Anabela Pedroso: Isso é fundamental. Há uma palavra que uso muito na minha vida que é bom senso, e todos estes projetos têm de ter bom senso. Há uma questão que é o respeito da privacidade, do segredo de justiça, mas também o respeito pela liberdade em termos da informação que possa ser disponibilizada.

Os níveis de separação entre segredo, confidencialidade, privacidade e garantia de segurança, e abrir o que pode ser aberto, é essencial para tudo o que estamos a fazer.

Todos os nossos projetos têm sempre em conta de que há uma componente de segurança . E enquanto um processo, seja ele qual for, está em segredo de justiça é ai que deve estar. Temos neste momento níveis de segurança elevados, que estão até a ser aprofundados, nas aplicações críticas que estão associadas à justiça, mas depois temos outra área, para que os cidadãos, enquanto pessoas envolvidas nos processos, possam saber o que está a acontecer. E para isso vamos usar modelos de autenticação que permite ter acesso à informação, e vamos usar modelos com o cartão de cidadão, ou o acesso dos advogados, como já acontece.

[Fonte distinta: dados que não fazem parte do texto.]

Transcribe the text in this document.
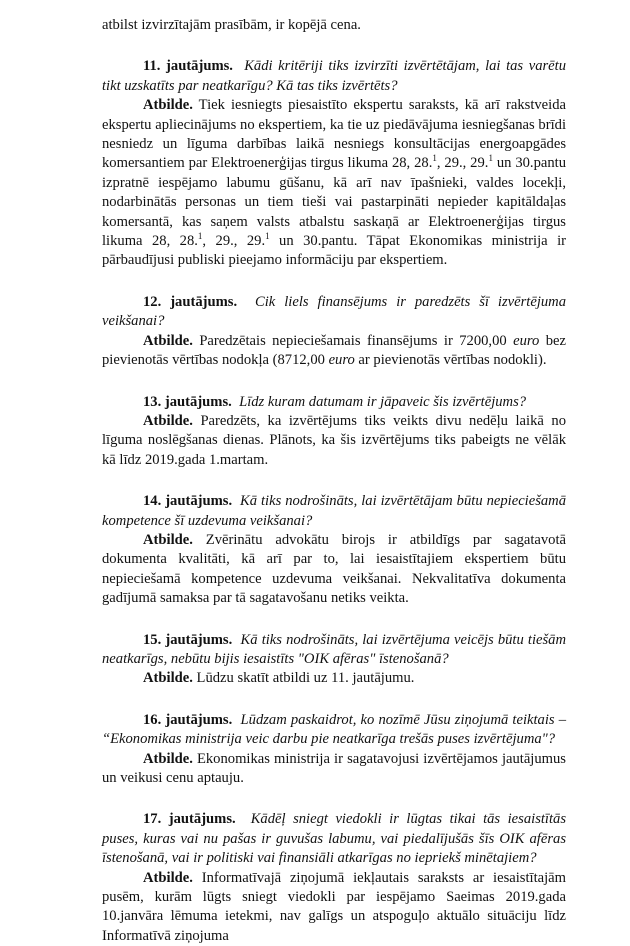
atbilst izvirzītajām prasībām, ir kopējā cena.

11. jautājums. Kādi kritēriji tiks izvirzīti izvērtētājam, lai tas varētu tikt uzskatīts par neatkarīgu? Kā tas tiks izvērtēts?

Atbilde. Tiek iesniegts piesaistīto ekspertu saraksts, kā arī rakstveida ekspertu apliecinājums no ekspertiem, ka tie uz piedāvājuma iesniegšanas brīdi nesniedz un līguma darbības laikā nesniegs konsultācijas energoapgādes komersantiem par Elektroenerģijas tirgus likuma 28, 28.$^1$, 29., 29.$^1$ un 30.pantu izpratnē iespējamo labumu gūšanu, kā arī nav īpašnieki, valdes locekļi, nodarbinātās personas un tiem tieši vai pastarpināti nepieder kapitāldaļas komersantā, kas saņem valsts atbalstu saskaņā ar Elektroenerģijas tirgus likuma 28, 28.$^1$, 29., 29.$^1$ un 30.pantu. Tāpat Ekonomikas ministrija ir pārbaudījusi publiski pieejamo informāciju par ekspertiem.

12. jautājums. Cik liels finansējums ir paredzēts šī izvērtējuma veikšanai?

Atbilde. Paredzētais nepieciešamais finansējums ir 7200,00 euro bez pievienotās vērtības nodokļa (8712,00 euro ar pievienotās vērtības nodokli).

13. jautājums. Līdz kuram datumam ir jāpaveic šis izvērtējums?

Atbilde. Paredzēts, ka izvērtējums tiks veikts divu nedēļu laikā no līguma noslēgšanas dienas. Plānots, ka šis izvērtējums tiks pabeigts ne vēlāk kā līdz 2019.gada 1.martam.

14. jautājums. Kā tiks nodrošināts, lai izvērtētājam būtu nepieciešamā kompetence šī uzdevuma veikšanai?

Atbilde. Zvērinātu advokātu birojs ir atbildīgs par sagatavotā dokumenta kvalitāti, kā arī par to, lai iesaistītajiem ekspertiem būtu nepieciešamā kompetence uzdevuma veikšanai. Nekvalitatīva dokumenta gadījumā samaksa par tā sagatavošanu netiks veikta.

15. jautājums. Kā tiks nodrošināts, lai izvērtējuma veicējs būtu tiešām neatkarīgs, nebūtu bijis iesaistīts "OIK afēras" īstenošanā?

Atbilde. Lūdzu skatīt atbildi uz 11. jautājumu.

16. jautājums. Lūdzam paskaidrot, ko nozīmē Jūsu ziņojumā teiktais – “Ekonomikas ministrija veic darbu pie neatkarīga trešās puses izvērtējuma"?

Atbilde. Ekonomikas ministrija ir sagatavojusi izvērtējamos jautājumus un veikusi cenu aptauju.

17. jautājums. Kādēļ sniegt viedokli ir lūgtas tikai tās iesaistītās puses, kuras vai nu pašas ir guvušas labumu, vai piedalījušās šīs OIK afēras īstenošanā, vai ir politiski vai finansiāli atkarīgas no iepriekš minētajiem?

Atbilde. Informatīvajā ziņojumā iekļautais saraksts ar iesaistītajām pusēm, kurām lūgts sniegt viedokli par iespējamo Saeimas 2019.gada 10.janvāra lēmuma ietekmi, nav galīgs un atspoguļo aktuālo situāciju līdz Informatīvā ziņojuma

Há também informação pública, que tem a ver com acórdãos, com jurisprudência, com momentos finais do processo já arquivado, que já é informação pública e que vamos disponibilizar de forma diferente para que possa ser reutilizada por quem quer usar para, por exemplo, fazer novo tipo de aplicações. E por isso vamos abrir à sociedade, e muita informação ficará em modelo de open data. Os dados da justiça vão reforçar  projetos que existem como o Dados.gov, e vamos convidar as empresas e as startups a desenvolverem soluções que possam ser interessantes para a sociedade.

TeK: Há duas questões que envolvem as empresas e que gostaria de abordar, uma da Justiça económica, completando a componente da justiça e dos registos, mas também a abertura às empresas nos pilotos tecnológicos. Mas falando na componente da justiça económica, o que está a ser feito nesta área e como está a ser revista esta questão da ligação à Economia?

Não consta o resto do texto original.